If the suspension is not lifted soon, the construction season will give way to winter, when priorities shift to sealing-off kits and winterization of homes. Mohammed is only one of hundreds of thousands of refugees and vulnerable members of the host community in need in Jordan, and under the shelter project suspension, homes like his will continue to deteriorate, leaving his family and others like it to suffer the consequences. The (insufficient) funds the UN and NGOs have received are not being spent, sending the message to donors not to fund shelter projects for fear of wasting precious aid dollars. NGOs whose primary focus is shelter may be forced to leave Jordan altogether, to move on to a country where their assistance is welcomed.
In Mohammed's house, the need to fix the roof, upgrade the bathroom, and seal the broken windows and doors before winter arrives is palpable. Even in the summer heat, the house is cool and damp, which will only grow worse as the cold and wet weather arrives.
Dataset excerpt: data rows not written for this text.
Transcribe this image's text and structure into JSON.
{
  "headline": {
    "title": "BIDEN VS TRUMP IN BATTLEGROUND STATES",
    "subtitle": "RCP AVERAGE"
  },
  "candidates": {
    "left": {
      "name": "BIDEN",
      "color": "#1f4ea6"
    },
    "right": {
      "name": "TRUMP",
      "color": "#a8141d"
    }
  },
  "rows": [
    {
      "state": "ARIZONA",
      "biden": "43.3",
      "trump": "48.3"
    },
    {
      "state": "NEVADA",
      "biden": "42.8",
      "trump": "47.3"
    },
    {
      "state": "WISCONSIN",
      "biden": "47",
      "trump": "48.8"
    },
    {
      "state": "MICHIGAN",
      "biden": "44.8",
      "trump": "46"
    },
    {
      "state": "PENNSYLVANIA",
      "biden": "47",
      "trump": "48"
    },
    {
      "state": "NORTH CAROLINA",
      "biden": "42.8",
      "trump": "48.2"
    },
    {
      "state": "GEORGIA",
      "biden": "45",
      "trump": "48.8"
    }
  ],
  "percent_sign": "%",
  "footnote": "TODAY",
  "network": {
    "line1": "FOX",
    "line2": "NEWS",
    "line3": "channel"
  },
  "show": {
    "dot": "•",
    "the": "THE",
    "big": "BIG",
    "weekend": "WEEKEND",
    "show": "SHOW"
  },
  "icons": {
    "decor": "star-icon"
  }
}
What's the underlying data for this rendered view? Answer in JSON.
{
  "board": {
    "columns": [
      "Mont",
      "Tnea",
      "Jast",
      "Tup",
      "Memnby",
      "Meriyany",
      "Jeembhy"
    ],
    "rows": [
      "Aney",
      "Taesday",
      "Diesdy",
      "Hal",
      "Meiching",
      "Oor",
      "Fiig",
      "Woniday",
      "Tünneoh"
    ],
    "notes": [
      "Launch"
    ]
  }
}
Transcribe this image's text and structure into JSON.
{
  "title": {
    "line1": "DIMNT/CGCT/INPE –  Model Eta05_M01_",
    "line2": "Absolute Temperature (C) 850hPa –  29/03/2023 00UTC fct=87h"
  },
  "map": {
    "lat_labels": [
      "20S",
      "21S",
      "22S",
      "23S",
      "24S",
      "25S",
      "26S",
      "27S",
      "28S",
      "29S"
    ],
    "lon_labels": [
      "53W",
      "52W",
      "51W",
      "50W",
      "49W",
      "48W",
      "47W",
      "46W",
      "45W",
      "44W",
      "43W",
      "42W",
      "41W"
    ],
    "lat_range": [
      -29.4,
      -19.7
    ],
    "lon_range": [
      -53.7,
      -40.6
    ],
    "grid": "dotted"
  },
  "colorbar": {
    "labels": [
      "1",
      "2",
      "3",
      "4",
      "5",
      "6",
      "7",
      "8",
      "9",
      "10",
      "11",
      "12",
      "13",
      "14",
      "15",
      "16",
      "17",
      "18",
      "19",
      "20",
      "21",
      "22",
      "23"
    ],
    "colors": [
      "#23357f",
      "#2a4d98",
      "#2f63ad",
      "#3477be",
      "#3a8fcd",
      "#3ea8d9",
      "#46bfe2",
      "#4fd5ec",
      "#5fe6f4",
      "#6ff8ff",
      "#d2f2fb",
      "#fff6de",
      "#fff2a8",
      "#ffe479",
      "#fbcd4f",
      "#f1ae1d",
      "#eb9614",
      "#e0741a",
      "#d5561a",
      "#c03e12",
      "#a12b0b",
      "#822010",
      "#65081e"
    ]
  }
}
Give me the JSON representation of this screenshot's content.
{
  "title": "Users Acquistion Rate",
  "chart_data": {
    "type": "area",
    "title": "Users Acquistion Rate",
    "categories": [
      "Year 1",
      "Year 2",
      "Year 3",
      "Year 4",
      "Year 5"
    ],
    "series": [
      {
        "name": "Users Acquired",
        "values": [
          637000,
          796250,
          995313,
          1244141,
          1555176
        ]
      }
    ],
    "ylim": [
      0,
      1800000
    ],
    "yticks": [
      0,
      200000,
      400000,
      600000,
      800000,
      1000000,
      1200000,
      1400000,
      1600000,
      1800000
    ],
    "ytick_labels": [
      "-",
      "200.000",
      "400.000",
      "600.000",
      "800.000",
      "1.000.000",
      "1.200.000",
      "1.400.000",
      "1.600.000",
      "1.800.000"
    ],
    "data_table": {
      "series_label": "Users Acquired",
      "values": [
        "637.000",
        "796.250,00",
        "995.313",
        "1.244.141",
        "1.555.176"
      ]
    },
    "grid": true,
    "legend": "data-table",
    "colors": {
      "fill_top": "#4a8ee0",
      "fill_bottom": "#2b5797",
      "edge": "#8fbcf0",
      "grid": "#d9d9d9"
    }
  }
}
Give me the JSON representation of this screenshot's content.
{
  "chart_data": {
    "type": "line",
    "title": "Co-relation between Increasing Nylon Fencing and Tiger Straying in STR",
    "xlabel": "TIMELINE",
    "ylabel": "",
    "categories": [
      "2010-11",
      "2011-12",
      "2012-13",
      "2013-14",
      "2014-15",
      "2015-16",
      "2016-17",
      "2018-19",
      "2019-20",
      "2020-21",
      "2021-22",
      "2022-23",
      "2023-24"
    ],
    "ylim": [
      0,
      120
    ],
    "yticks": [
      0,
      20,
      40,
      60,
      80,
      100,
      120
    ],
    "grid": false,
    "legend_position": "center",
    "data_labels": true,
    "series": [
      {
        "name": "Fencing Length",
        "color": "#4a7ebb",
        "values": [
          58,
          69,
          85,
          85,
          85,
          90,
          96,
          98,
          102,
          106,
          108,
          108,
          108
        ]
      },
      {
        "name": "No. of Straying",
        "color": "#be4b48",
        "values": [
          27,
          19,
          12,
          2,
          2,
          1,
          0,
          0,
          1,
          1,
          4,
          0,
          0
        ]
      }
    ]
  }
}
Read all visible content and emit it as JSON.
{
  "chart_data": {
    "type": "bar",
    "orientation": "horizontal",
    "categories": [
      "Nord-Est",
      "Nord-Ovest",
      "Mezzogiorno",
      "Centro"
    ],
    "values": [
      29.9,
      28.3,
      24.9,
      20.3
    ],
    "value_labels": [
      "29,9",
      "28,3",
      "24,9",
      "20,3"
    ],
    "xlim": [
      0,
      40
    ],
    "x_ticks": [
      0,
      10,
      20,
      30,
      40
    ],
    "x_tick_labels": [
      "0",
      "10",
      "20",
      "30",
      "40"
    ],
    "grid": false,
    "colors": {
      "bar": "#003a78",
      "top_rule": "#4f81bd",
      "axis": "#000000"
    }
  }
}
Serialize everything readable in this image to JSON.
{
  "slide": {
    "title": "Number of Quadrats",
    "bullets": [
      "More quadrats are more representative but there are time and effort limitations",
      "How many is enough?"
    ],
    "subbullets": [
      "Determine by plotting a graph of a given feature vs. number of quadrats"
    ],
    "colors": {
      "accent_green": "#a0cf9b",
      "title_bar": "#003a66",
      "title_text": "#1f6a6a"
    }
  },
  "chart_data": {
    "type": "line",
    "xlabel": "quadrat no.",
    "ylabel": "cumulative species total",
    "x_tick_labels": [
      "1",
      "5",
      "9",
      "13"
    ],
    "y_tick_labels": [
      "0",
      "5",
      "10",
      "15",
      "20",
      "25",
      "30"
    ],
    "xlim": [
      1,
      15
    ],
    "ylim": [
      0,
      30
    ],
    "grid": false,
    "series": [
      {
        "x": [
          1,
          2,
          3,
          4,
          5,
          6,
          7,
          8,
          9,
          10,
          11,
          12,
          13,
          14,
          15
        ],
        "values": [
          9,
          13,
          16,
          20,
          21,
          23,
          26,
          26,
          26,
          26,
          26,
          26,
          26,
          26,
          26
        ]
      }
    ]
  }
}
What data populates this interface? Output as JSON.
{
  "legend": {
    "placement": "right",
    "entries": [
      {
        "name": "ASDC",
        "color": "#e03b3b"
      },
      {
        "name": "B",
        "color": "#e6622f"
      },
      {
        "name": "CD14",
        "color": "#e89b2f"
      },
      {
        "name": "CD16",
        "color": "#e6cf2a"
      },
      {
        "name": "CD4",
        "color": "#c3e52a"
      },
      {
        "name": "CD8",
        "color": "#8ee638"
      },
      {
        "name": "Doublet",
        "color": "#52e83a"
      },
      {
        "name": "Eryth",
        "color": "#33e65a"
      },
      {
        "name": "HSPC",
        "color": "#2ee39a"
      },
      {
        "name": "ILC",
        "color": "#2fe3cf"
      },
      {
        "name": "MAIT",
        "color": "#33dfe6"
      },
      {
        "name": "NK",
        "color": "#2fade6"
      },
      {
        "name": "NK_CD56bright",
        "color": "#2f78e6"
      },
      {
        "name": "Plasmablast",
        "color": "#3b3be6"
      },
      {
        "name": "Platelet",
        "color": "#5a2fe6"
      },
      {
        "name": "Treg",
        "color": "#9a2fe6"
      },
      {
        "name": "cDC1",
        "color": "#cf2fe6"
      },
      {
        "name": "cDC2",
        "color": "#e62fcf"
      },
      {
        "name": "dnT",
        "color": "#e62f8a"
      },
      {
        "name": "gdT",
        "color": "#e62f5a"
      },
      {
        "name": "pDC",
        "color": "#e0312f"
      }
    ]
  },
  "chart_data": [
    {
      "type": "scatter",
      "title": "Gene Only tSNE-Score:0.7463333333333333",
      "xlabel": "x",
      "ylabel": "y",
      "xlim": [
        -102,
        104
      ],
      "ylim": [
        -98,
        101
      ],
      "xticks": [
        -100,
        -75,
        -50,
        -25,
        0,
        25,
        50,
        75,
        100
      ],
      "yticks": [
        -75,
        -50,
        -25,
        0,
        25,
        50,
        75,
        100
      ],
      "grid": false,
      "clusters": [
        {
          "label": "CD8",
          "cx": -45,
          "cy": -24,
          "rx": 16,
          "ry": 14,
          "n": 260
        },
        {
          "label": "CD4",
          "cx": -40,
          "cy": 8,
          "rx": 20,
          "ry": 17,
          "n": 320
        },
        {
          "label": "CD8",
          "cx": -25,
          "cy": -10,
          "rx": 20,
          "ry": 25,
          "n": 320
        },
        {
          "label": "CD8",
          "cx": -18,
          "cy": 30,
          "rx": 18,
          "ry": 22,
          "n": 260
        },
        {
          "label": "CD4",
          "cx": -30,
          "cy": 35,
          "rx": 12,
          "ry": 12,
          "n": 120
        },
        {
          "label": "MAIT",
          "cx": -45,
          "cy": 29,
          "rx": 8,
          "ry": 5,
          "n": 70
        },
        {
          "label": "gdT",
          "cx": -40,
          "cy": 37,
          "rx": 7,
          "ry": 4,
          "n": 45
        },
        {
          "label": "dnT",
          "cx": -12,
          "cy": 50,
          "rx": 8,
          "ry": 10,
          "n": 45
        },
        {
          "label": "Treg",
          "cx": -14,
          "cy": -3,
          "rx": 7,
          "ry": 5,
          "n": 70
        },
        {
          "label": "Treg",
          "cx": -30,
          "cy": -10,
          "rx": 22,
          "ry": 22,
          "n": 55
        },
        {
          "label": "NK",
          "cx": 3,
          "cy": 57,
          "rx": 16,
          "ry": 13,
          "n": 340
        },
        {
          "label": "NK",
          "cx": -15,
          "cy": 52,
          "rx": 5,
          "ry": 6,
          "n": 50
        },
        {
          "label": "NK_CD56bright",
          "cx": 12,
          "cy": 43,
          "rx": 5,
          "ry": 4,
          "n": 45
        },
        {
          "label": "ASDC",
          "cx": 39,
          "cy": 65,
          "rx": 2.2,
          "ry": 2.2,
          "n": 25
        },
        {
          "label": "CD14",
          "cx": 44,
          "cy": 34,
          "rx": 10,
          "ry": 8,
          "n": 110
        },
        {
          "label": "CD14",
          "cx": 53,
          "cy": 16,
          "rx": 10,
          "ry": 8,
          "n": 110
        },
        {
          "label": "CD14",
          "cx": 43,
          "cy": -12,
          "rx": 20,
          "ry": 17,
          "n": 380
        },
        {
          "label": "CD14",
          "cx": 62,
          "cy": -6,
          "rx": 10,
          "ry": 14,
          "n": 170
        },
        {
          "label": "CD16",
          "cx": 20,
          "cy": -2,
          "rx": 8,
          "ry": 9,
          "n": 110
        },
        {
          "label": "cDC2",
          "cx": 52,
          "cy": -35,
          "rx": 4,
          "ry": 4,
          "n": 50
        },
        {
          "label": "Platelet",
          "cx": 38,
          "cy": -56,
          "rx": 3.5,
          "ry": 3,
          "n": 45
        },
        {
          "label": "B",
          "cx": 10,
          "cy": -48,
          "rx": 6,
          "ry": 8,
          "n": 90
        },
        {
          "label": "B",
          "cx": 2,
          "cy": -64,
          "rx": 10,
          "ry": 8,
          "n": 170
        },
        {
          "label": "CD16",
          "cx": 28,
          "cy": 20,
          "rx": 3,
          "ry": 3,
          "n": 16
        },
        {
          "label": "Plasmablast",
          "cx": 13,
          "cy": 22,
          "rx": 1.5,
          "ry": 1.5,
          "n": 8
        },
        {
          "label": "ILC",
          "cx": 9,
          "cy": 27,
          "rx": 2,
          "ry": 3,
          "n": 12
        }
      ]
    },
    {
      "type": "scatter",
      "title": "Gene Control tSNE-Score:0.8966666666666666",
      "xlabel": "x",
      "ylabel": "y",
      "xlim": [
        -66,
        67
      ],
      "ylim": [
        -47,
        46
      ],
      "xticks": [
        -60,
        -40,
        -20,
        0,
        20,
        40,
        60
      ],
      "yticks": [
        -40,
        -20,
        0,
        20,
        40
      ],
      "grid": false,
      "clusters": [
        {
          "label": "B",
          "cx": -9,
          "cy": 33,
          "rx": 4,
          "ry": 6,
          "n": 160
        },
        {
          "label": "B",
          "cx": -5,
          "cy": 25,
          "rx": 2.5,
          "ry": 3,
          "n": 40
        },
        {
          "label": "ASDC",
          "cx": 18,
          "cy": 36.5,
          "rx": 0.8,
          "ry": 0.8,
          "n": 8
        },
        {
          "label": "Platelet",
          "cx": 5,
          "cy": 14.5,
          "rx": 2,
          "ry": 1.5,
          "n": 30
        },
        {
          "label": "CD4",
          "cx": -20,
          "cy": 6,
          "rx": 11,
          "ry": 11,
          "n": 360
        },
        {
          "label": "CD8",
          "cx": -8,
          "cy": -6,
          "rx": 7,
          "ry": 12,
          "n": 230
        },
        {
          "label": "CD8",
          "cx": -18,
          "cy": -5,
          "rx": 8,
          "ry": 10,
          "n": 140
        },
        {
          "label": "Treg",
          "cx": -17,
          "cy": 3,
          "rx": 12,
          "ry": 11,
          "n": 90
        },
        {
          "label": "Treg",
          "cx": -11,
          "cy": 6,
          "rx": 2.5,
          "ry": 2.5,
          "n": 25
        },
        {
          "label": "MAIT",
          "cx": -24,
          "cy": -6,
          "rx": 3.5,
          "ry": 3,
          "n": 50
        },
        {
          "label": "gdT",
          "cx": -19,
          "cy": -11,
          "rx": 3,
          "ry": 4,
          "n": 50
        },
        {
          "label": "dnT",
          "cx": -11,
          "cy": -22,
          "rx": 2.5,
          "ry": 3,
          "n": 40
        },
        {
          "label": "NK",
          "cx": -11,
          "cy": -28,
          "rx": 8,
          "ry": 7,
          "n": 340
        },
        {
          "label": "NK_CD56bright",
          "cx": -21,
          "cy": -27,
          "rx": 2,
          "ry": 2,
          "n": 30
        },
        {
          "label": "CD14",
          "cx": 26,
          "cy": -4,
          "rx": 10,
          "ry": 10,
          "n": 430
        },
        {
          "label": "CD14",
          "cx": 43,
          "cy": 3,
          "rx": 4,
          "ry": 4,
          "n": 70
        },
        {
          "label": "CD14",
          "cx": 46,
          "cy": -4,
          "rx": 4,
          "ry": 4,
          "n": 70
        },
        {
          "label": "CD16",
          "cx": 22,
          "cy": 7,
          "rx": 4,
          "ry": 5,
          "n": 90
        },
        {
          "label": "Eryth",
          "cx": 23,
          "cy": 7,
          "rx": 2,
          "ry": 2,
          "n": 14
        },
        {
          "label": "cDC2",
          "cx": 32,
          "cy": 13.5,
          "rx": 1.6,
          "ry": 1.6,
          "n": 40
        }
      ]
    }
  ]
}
Without relatively minor improvements to the home, his entire family's health and security will be compromised, and the problems assessed during our visit will only grow worse. The roof itself could collapse at any moment from deterioration, and one of Mohammed's six children might be underneath it when that happens.
Mohammed's daughter Amena, seven or eight years old, follows us as we conduct the assessment. She peeks around her father's legs as he explains the problems in the home, shy around a group of strangers, but curious nonetheless. She and her siblings have been learning English, and a Playhouse Kids textbook lies open on the kitchen counter. The fridge is covered with flashcard magnets that give the English and Arabic words for different kinds of food, so that even when they eat, the children are studying. Amena's purple, sparkly t-shirt reads: "Smart Girl with Big Dreams." I can't help but wonder, growing up in such conditions, what will happen to those dreams if her family's home remains uninhabitable. Without an end to the government's suspension of shelter projects, children like Amena will need to find their own way to keep dreams alive in dark, damp, and dangerous homes.
Vicky Kelberer conducted research in Jordan in June 2015 with the support of the Boston Consortium for Arab Region Studies, a Carnegie Corporation project, and the Boston University Institute for the Study of Muslim Societies and Civilizations.
*The names of the refugees mentioned in this article have been changed to protect their identities.
**NGOs and aid workers requested anonymity, given the sensitivity of these issues.